Dan separuhnya diisi oleh anak-anak usia SD, deretan sebelah kanan saya kedua orang tua yang membawa tiga anaknya, dan sebelah kanan ditempati dua anak yang menonton bersama papanya. Seperti rekreasi keluarga. Lebih banyak anak-anak dari pada waktu saya nonton Kungfu Panda, jadi teringat jaman masih SD dulu nonton film Santa Klaus atau Pemberontakan G 30S PKI yang diwajibkan dari sekolah.


Hayyuuk..
Sebelumnya saya sudah membaca buku Andrea Hirata itu, Laskar Pelangi, Sang Pemimpi dan Edensor. Lebih dari satu kali untuk tiap buku, saya tidak pernah membaca buku yang menarik satu atau dua kali, harus berkali-kali, jadi cukup tahulah saya tentang ceritanya. Sebelumnya juga sudah baca ulasan bahwa ada yang berbeda di film ini, yah terserah mbak Mira Lesmana, orang yang nulis Andrea Hirata saja sudah bilang ‘ini merupakan skenario yang paling sesuai menurutnya’, kalau yang nulis sudah berpendapat seperti itu, saya sih ngangguk-ngangguk aja deh..

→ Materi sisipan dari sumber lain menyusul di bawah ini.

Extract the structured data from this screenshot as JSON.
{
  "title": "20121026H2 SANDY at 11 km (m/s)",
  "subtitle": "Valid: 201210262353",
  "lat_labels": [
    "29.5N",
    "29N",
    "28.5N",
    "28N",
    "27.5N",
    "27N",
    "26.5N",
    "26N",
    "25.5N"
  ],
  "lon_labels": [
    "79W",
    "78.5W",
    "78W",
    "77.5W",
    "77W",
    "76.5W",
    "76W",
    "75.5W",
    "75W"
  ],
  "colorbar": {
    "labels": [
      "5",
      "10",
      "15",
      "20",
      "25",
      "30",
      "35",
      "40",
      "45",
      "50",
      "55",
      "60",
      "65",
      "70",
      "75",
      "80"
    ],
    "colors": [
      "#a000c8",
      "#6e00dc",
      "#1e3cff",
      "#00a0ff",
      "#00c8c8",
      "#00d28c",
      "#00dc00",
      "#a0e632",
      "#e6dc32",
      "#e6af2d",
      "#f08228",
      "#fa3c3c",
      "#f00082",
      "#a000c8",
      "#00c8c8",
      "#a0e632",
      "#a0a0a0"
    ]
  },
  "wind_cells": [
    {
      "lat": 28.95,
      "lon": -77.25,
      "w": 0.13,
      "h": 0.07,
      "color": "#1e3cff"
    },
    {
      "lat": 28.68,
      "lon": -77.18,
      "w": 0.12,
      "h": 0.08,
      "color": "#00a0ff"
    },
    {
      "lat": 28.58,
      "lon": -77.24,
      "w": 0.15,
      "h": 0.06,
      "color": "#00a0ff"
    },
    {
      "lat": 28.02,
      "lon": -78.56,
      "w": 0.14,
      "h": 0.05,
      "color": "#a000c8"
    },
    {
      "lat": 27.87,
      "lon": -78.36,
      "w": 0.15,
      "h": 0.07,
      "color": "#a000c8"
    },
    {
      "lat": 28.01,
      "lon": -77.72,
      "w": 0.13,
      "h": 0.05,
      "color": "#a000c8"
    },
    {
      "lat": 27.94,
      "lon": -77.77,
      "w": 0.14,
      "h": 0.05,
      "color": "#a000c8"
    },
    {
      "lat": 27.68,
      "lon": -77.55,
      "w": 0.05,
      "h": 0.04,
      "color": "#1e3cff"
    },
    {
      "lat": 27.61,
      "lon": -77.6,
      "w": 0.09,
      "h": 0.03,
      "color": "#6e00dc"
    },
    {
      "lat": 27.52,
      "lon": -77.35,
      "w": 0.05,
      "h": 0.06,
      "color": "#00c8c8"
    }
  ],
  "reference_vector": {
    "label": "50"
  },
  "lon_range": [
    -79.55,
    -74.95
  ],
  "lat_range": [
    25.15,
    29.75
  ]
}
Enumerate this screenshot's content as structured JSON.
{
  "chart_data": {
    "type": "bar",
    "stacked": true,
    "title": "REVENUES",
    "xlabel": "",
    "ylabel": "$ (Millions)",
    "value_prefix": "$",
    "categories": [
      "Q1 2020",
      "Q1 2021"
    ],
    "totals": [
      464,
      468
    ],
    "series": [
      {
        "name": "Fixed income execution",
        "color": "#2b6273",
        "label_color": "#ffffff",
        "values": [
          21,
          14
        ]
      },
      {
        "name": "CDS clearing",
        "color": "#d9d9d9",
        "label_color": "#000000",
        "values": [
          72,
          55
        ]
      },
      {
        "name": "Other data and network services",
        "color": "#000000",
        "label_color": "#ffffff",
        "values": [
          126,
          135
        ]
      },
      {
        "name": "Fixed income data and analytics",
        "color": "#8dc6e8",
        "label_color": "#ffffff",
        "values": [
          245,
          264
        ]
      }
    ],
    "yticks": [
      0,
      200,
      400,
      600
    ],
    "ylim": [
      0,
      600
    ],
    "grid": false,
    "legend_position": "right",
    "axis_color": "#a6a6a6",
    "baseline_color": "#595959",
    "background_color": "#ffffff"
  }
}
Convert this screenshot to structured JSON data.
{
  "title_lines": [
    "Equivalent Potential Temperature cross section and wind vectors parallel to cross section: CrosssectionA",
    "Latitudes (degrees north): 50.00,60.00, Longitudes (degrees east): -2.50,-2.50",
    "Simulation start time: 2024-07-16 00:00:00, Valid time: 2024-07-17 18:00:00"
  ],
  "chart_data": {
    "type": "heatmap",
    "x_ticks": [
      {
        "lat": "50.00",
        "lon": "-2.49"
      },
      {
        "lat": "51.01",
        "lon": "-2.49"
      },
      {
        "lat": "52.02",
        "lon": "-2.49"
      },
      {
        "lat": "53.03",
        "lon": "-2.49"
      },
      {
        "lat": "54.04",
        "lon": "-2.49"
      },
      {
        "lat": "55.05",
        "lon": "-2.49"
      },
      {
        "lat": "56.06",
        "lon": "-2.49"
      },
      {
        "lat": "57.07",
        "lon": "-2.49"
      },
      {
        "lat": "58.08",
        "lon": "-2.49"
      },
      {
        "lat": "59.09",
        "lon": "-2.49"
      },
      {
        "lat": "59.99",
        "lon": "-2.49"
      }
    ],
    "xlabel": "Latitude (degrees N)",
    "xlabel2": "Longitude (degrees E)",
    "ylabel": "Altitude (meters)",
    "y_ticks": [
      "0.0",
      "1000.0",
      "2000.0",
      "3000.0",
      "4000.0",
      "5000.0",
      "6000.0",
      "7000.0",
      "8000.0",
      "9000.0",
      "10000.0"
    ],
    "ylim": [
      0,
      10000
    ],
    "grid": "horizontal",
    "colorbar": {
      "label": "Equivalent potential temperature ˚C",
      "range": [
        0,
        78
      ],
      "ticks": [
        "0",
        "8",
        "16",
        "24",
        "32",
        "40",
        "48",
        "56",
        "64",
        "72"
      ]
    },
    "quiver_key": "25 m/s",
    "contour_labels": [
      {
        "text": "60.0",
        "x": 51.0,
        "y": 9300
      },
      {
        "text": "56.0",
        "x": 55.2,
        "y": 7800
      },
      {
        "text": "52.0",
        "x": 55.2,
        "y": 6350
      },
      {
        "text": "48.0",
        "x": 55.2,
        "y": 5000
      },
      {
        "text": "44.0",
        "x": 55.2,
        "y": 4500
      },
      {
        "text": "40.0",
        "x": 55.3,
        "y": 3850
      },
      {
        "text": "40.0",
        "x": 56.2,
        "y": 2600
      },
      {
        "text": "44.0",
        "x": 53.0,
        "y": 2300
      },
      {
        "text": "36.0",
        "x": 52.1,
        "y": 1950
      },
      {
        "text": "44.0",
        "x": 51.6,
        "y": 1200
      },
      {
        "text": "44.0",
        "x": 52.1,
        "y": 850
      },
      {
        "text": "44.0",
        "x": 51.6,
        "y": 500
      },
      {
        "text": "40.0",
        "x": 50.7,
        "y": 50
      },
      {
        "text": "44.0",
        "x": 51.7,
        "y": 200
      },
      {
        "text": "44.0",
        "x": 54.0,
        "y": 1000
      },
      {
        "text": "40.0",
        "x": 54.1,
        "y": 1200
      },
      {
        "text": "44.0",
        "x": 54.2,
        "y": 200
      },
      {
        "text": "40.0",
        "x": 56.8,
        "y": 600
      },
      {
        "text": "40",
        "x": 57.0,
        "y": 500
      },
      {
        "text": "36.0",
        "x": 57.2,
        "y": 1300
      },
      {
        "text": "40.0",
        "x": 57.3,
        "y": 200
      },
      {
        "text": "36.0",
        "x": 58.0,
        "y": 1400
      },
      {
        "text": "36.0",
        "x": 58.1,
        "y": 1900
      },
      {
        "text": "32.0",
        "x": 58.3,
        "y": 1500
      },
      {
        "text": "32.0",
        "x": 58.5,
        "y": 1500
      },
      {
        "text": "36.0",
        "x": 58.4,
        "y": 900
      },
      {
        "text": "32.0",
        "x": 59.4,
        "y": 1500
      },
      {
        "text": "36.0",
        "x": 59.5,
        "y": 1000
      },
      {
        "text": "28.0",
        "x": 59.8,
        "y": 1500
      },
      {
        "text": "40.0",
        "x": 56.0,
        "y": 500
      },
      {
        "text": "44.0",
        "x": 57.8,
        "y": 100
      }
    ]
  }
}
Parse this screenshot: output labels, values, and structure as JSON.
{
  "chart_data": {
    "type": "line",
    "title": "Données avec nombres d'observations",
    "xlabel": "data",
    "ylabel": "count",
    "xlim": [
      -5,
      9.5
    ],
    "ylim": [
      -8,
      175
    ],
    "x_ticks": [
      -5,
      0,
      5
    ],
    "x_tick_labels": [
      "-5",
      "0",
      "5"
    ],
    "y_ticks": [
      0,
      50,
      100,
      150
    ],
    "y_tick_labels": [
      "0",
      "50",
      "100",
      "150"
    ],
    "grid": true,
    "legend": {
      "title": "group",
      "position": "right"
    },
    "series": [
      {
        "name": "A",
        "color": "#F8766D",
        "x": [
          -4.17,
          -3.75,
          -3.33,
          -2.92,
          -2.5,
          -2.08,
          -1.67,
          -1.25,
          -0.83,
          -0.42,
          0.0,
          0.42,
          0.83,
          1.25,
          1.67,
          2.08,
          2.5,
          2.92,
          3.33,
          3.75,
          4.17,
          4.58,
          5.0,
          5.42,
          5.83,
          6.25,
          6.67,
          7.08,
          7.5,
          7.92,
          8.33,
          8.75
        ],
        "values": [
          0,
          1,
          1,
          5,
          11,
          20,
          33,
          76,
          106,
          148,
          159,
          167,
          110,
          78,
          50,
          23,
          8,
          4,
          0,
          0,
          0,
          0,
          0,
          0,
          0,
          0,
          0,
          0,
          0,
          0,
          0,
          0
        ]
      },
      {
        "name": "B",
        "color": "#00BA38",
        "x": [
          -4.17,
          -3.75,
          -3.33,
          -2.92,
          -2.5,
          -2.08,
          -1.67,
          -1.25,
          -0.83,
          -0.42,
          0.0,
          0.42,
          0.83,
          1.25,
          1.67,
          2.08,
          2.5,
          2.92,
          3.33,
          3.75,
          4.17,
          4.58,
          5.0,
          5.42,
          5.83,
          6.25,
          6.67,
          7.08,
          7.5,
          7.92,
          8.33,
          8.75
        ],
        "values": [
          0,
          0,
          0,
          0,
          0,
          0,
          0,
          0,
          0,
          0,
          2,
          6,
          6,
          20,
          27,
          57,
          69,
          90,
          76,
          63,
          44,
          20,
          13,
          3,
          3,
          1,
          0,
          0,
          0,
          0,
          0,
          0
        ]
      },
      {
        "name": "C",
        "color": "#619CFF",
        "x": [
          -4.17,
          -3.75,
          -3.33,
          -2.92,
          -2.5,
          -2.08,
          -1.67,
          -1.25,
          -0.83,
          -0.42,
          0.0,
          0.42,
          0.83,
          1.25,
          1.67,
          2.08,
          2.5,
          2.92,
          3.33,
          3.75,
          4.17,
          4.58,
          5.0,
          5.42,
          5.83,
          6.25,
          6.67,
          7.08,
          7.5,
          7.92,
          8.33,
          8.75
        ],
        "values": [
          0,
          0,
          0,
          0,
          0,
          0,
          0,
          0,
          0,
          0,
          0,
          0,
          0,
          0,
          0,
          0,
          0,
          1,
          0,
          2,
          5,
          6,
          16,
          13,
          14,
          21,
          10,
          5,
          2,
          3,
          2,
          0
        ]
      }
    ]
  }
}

Baca contekan dari website 21cineplex ttg Ada Tokoh Baru di Laskar Pelangi

Pengadaptasian novel Laskar Pelangi karya Andrea Hirata ke layar lebar oleh Miles Film, kini tengah memasuki tahapan produksi. Dan sudah dipastikan oleh Mira Lesmana selaku produser film ini bahwa, akan ada perbedaan di antara novel dan filmnya. Dengan kata lain, ada hal-hal yang tidak terdapat di novel namun ada di film, dan ada hal yang tidak terdapat di film, namun ada di dalam novel.

Salah satu perbedaannya adalah adanya penambahan tokoh-tokoh yang tidak ada di novel. “Sebenarnya supaya lebih membantu, karena kalau dalam penulisan skenario itu ada hukum dramanya, dan kita membutuhkan tokoh-tokoh yang bisa mengangkat dramanya,” jelas Mira Lesmana yang ditemui dalam acara press briefieng film Laskar Pelangi beberapa waktu lalu di Jakarta.


Ditambahkan oleh wanita kelahiran Jakarta 8 Agustus 1964 ini, bahwa ia tidak hanya asal memunculkan satu tokoh baru yang tidak ada hubungannya sama sekali dengan cerita yang ada di novel. “Penambahan tokoh di sini untuk lebih membangkitkan nilai dramanya, dan itu saya coba menampilkan satu tokoh yang merupakan guru dari SDN, sebagai pembanding dengan guru Muhammaddiyah, dan itu akan lebih memperkuat drama,” tutur adik dari musisi Indra Lesmana ini.

Mira memberikan satu contoh lain. Ketika ia berbincang-bincang dengan Bu Mus (seorang guru yang diceritakan di dalam novel), Mira mendapatkan fakta menarik bahwa ternyata SD Muhammaddiyah tersebut bisa tetap berdiri karena bantuan dari seorang dermawan. ”Namanya Pak Zulkarnaen. Diceritakan oleh Bu Mus dia adalah orang yang sering memberikan beras atau apapun, yang di dalam film akan diperankan oleh Slamet Rahardjo, dan ini juga tidak ada di novel,” tambah wanita yang aktif di dalam gerakan MFI ini.
Namun dengan adanya perbedaan di antara novel dan film, Mira mengharapkan setelah orang menonton filmnya, akan tergerak untuk juga membaca novelnya.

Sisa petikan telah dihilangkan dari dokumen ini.